The men, women, and families who walk through the doors of Volunteers of America Ohio & Indiana for the first time seeking help often think there is no hope left for them.
The staff who welcome these men and women to VOA programs do so with arms wide open – ready to help carry their burdens, lighten their load, and remind them that there is always hope. They are people with a passion for uplifting others to help them rebuild their lives.
Khamisi Jordan is one of those passionate people.
Khamisi is a Community Case Manager at one of our VOA Veterans Resource Centers and if you know him personally, you know his path in life has always put him exactly where he needed to be.
“It’s okay to ask for help – we’ve all had a point in life where we’ve been down, we’ve had a struggle, a hardship, or a trial. Whatever it is – you’re not defined by just that season of what you’re going through. It’s how you adapt and overcome.”
From an early age, Khamisi’s parents taught him the importance of loving and serving others. As he began his journey into adult life after high school, he considered joining the military but ultimately decided he wanted to run track in college. During his first year, some would likely say God had other plans for his life that fed his passion for helping others.
By happenstance, Khamisi reconnected with a friend in the Marines at school who shared what life in the military was really like. Khamisi met with a recruiter the next day and enlisted enthusiastically, loving the appeal of seeing the world and serving his country.
Once again, God had other plans for his life.

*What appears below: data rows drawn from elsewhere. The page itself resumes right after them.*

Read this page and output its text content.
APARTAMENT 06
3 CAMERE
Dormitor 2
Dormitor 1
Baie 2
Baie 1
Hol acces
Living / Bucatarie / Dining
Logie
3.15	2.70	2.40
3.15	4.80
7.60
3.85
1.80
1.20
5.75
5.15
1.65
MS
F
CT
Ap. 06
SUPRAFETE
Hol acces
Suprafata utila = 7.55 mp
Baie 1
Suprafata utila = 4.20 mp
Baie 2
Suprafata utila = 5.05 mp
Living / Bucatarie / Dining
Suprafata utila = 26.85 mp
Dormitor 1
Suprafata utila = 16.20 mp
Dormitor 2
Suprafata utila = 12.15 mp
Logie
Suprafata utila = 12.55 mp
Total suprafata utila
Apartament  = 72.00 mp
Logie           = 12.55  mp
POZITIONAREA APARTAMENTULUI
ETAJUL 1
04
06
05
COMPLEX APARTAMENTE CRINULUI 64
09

“I always tell people I had a plan [while enlisted] to go to Japan and then to North Carolina afterwards so I could be closer to family in Cleveland, but God had different plans for me, and he stationed me in Hawaii. That’s where I became a born-again Christian.”
While serving in Hawaii, Khamisi found joy in many different ministry opportunities with his local church.

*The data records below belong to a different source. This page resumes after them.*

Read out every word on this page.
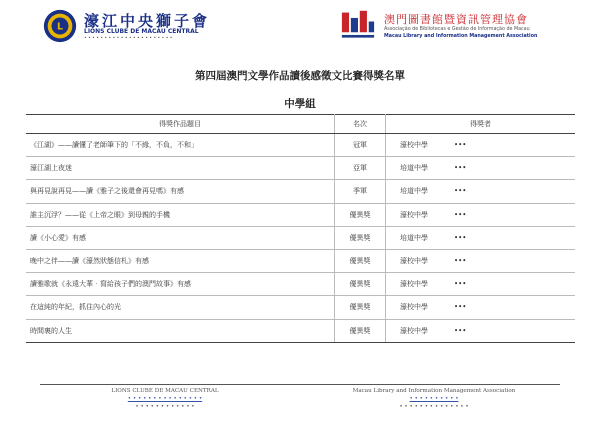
L 濠江中央獅子會
LIONS CLUBE DE MACAU CENTRAL
• • • • • • • • • • • • • • • • • • • • • •
澳門圖書館暨資訊管理協會
Associação de Bibliotecas e Gestão de Informação de Macau
Macau Library and Information Management Association
第四屆澳門文學作品讀後感徵文比賽得獎名單
中學組
得獎作品題目	名次	得獎者
《江湖》——讀懂了老師筆下的「不緣，不負，不和」	冠軍	濠校中學 •••
濠江湖上夜迷	亞軍	培道中學 •••
與再見說再見——讀《雅子之後還會再見嗎》有感	季軍	培道中學 •••
誰主沉浮？——從《上帝之眼》到母親的手機	優異獎	濠校中學 •••
讀《小心愛》有感	優異獎	培道中學 •••
晚中之伴——讀《濠然狀態信札》有感	優異獎	濠校中學 •••
讀雅歌就《永遠大華‧寫給孩子們的澳門故事》有感	優異獎	濠校中學 •••
在這純的年紀，抓住內心的光	優異獎	濠校中學 •••
時間裏的人生	優異獎	濠校中學 •••
LIONS CLUBE DE MACAU CENTRAL
• • • • • • • • • • • • • • •
• • • • • • • • • • • •
Macau Library and Information Management Association
• • • • • • • • • •
• • • • • • • • • • • • • •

After four years in the military and an honorable discharge, Khamisi returned home to Cleveland. He began looking for a church he could get involved with in his hometown, and found one with a strong family and faith connection, similar to his experience in Hawaii.
Church leadership immediately recognized the passion and talent Khamisi possessed, and plugged him in to their ministry. It was this path that led Khamisi to become a licensed minister in 2017, and now, several years later, he is working toward becoming an ordained minister in 2022.
With all of this in mind, it’s easy to understand why Khamisi cares so deeply about his work at the VOA Veterans Resource Center. He’s a person who believes whole-heartedly in the ministry of service that he brings to work each day.
Khamisi’s experience as a veteran and a minister not only means he can better relate to the veterans he serves, it also informs the mentality he brings to work with him each day.
“I make sure I do everything I can to serve them [veterans]. But I have to take care of myself too, if I’m not functioning correctly, I can’t serve veterans in the way they need. It’s like the saying goes, if the vessel is clean, whatever you’re pouring into the person is clean. But if the vessel is dirty or polluted, so will be the service. I want veterans to leave here feeling enlightened, encouraged, and blessed.”
Khamisi is truly a champion for veterans, helping them through their entire journey with Volunteers of America. It starts with a meet and greet and from there, he helps them get job interviews, preps them with mock interviews, takes them to get interview clothing, supports them with transportation, and connects them with any other programs and services they may need.
“It takes a lot of love and patience. Veterans are not “one size fits all” – there are different age groups, ethnicities, experiences, and more, to take into account when giving them the support they need.”
At Volunteers of America, Khamisi helps veterans find hope again and we are proud to have him as part of our community of hope.